Bhagamati (Hyder Mahal), also known as Bhagyawati, was a queen of Sultan Muhammad Quli Qutb Shah, in whose honour Hyderabad was supposedly named. The historicity of her existence is debated among scholars.

== Popular narrative ==
Bhagmati was born in 'Chichlam' (a location yet to be identified with certainty) to a Hindu family; He founded a city at her birth-place and named it Bhaganagar or Bhāgyanagar in her honor. After she converted to Islam and adopted the title Hyder Mahal, the city was renamed Hyderabad.

== Scholarly debates ==
That Purana pul was completed in 1578 after 2 years of construction; Qutb Shah (b:1566) was romancing Bhagmati as young as ten years. Furthermore, no tomb was built over her last remains unlike other leading female figures of the court; no inscription or coin of that period mentions her name. The chroniclers who mentioned of her were either from North of the Sultanate, who did not visit Hyderabad or foreigners, who arrived long after her death; contemporary Deccani sources including Qutb Shah himself don't mention of her at all. The conferral of 'Hyder', an immensely sacred Islamic attribute on a nautch-girl has been doubted as well. All these cast significant doubts on the authenticity of Bhagmati's existence.

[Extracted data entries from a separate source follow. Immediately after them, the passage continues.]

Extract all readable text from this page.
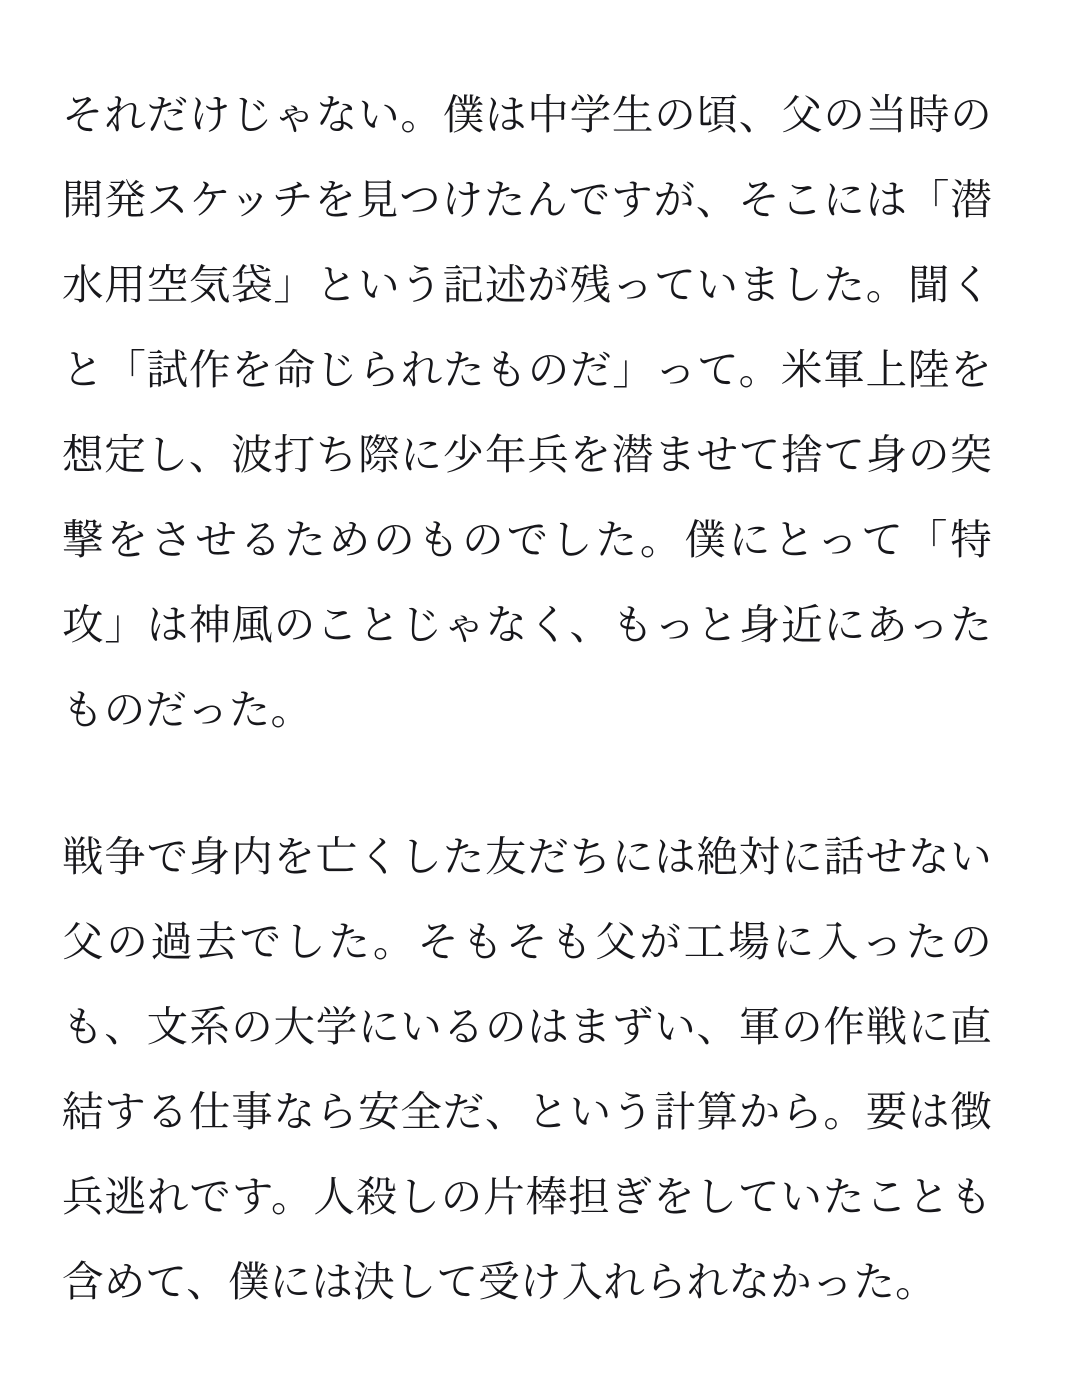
それだけじゃない。僕は中学生の頃、父の当時の開発スケッチを見つけたんですが、そこには「潜水用空気袋」という記述が残っていました。聞くと「試作を命じられたものだ」って。米軍上陸を想定し、波打ち際に少年兵を潜ませて捨て身の突撃をさせるためのものでした。僕にとって「特攻」は神風のことじゃなく、もっと身近にあったものだった。

戦争で身内を亡くした友だちには絶対に話せない父の過去でした。そもそも父が工場に入ったのも、文系の大学にいるのはまずい、軍の作戦に直結する仕事なら安全だ、という計算から。要は徴兵逃れです。人殺しの片棒担ぎをしていたことも含めて、僕には決して受け入れられなかった。
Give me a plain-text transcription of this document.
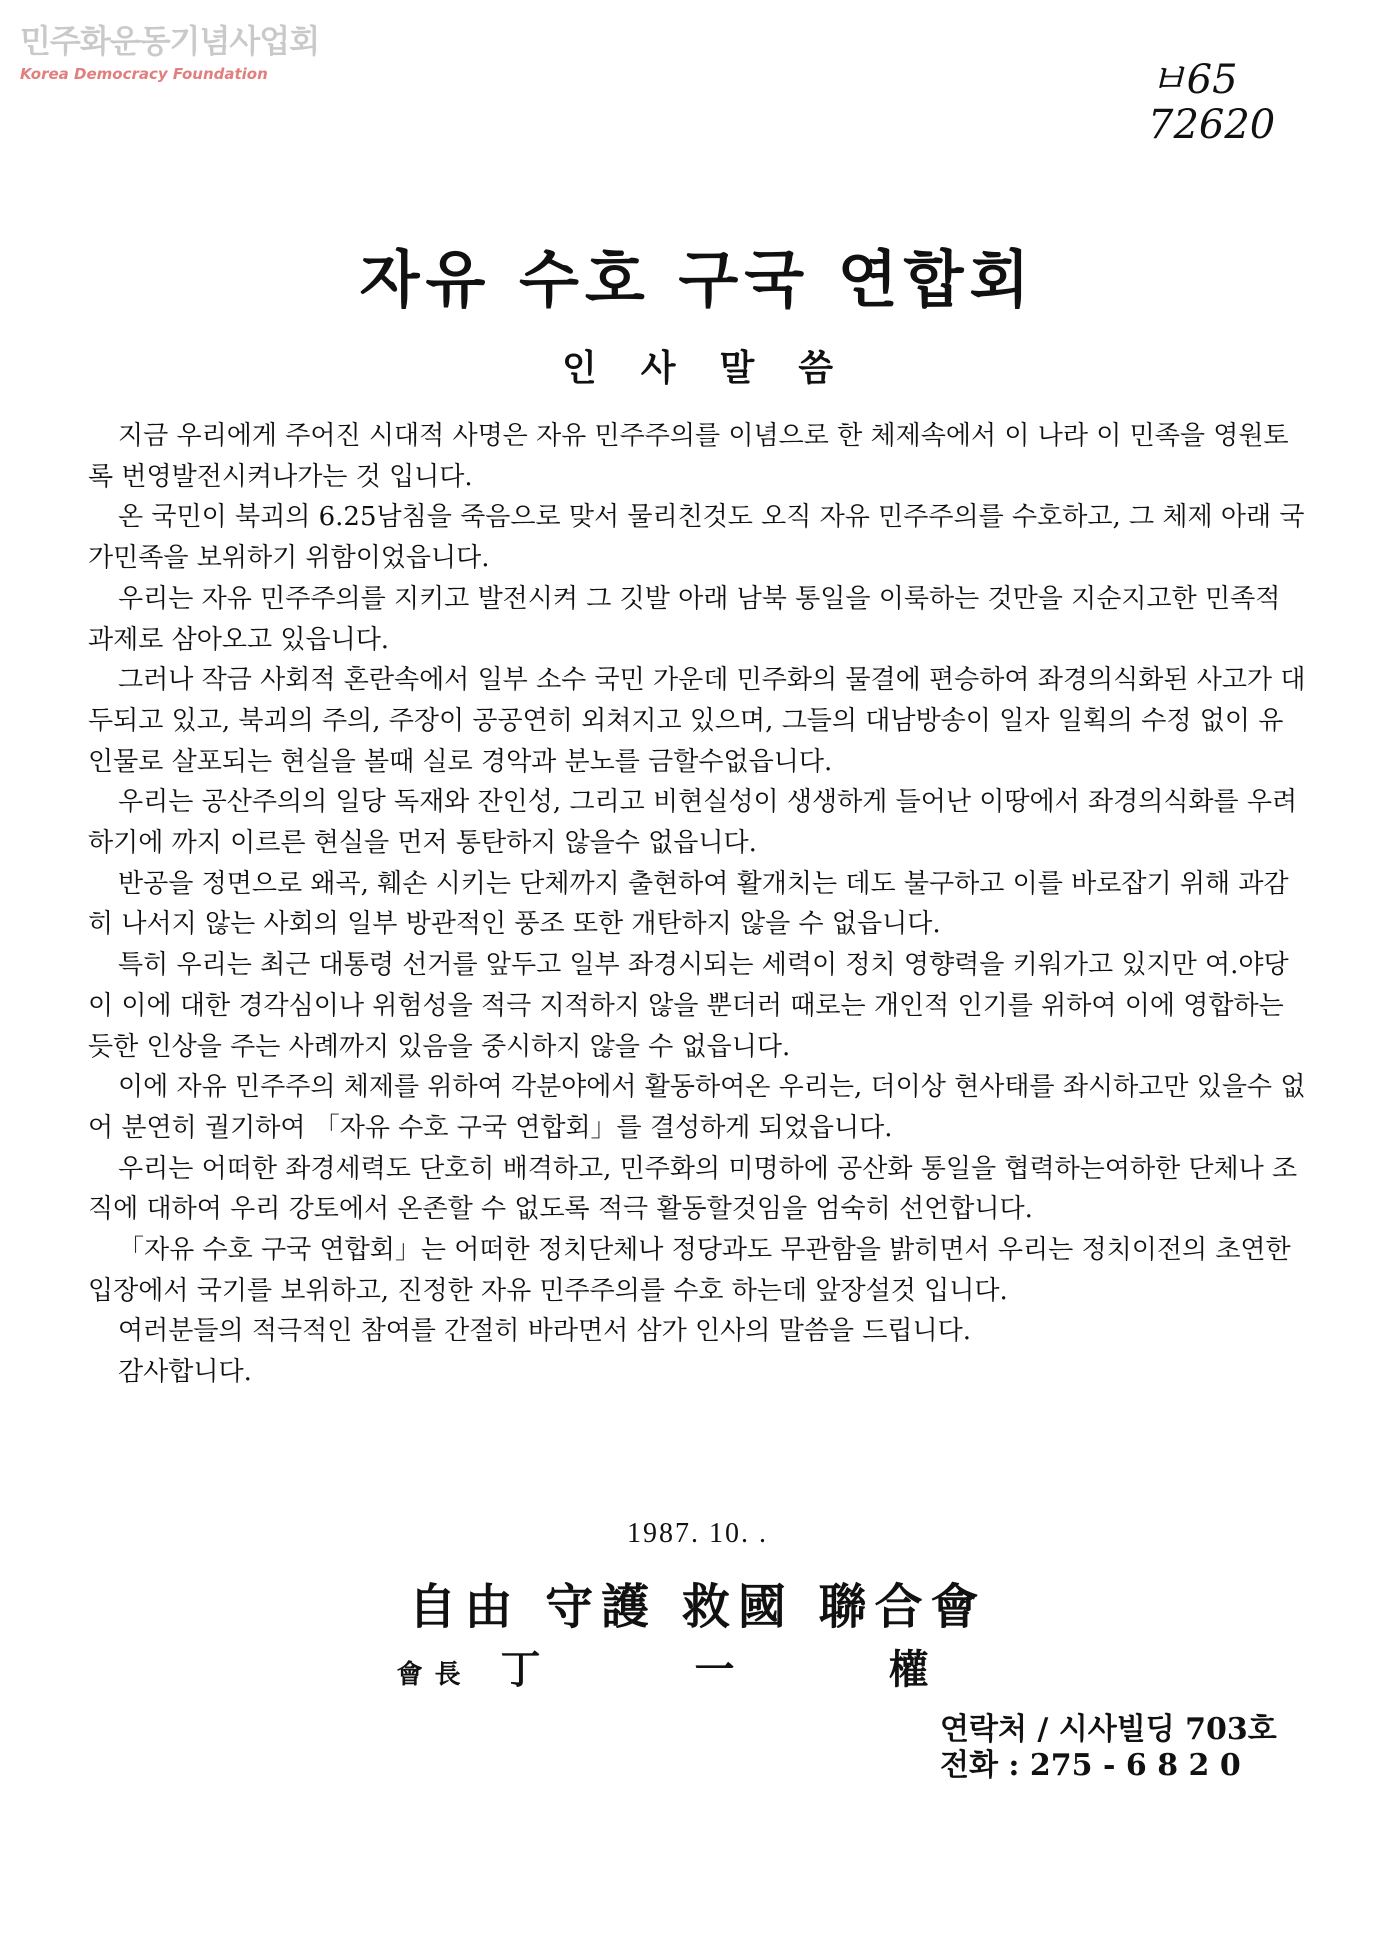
민주화운동기념사업회
Korea Democracy Foundation	ㅂ65
72620
자유 수호 구국 연합회
인사말씀

지금 우리에게 주어진 시대적 사명은 자유 민주주의를 이념으로 한 체제속에서 이 나라 이 민족을 영원토록 번영발전시켜나가는 것 입니다.

온 국민이 북괴의 6.25남침을 죽음으로 맞서 물리친것도 오직 자유 민주주의를 수호하고, 그 체제 아래 국가민족을 보위하기 위함이었읍니다.

우리는 자유 민주주의를 지키고 발전시켜 그 깃발 아래 남북 통일을 이룩하는 것만을 지순지고한 민족적 과제로 삼아오고 있읍니다.

그러나 작금 사회적 혼란속에서 일부 소수 국민 가운데 민주화의 물결에 편승하여 좌경의식화된 사고가 대두되고 있고, 북괴의 주의, 주장이 공공연히 외쳐지고 있으며, 그들의 대남방송이 일자 일획의 수정 없이 유인물로 살포되는 현실을 볼때 실로 경악과 분노를 금할수없읍니다.

우리는 공산주의의 일당 독재와 잔인성, 그리고 비현실성이 생생하게 들어난 이땅에서 좌경의식화를 우려하기에 까지 이르른 현실을 먼저 통탄하지 않을수 없읍니다.

반공을 정면으로 왜곡, 훼손 시키는 단체까지 출현하여 활개치는 데도 불구하고 이를 바로잡기 위해 과감히 나서지 않는 사회의 일부 방관적인 풍조 또한 개탄하지 않을 수 없읍니다.

특히 우리는 최근 대통령 선거를 앞두고 일부 좌경시되는 세력이 정치 영향력을 키워가고 있지만 여.야당이 이에 대한 경각심이나 위험성을 적극 지적하지 않을 뿐더러 때로는 개인적 인기를 위하여 이에 영합하는 듯한 인상을 주는 사례까지 있음을 중시하지 않을 수 없읍니다.

이에 자유 민주주의 체제를 위하여 각분야에서 활동하여온 우리는, 더이상 현사태를 좌시하고만 있을수 없어 분연히 궐기하여 「자유 수호 구국 연합회」를 결성하게 되었읍니다.

우리는 어떠한 좌경세력도 단호히 배격하고, 민주화의 미명하에 공산화 통일을 협력하는여하한 단체나 조직에 대하여 우리 강토에서 온존할 수 없도록 적극 활동할것임을 엄숙히 선언합니다.

「자유 수호 구국 연합회」는 어떠한 정치단체나 정당과도 무관함을 밝히면서 우리는 정치이전의 초연한 입장에서 국기를 보위하고, 진정한 자유 민주주의를 수호 하는데 앞장설것 입니다.

여러분들의 적극적인 참여를 간절히 바라면서 삼가 인사의 말씀을 드립니다.

감사합니다.

1987. 10. .
自由 守護 救國 聯合會
會長 丁 一 權
연락처 / 시사빌딩 703호
전화 : 275 - 6 8 2 0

Some however assert that the historicity of multiple sources can't be rejected as hearsay due to their foreign nature, sources exist in that the State Museum in Public Gardens has a portrait of her commissioned around 1750, and that her conspicuous absence from Deccani sources were a result of damnatio memoriae. Others believe Bhagnagar (which was indeed named after her) was a separate village which has nothing to do with today's Hyderabad.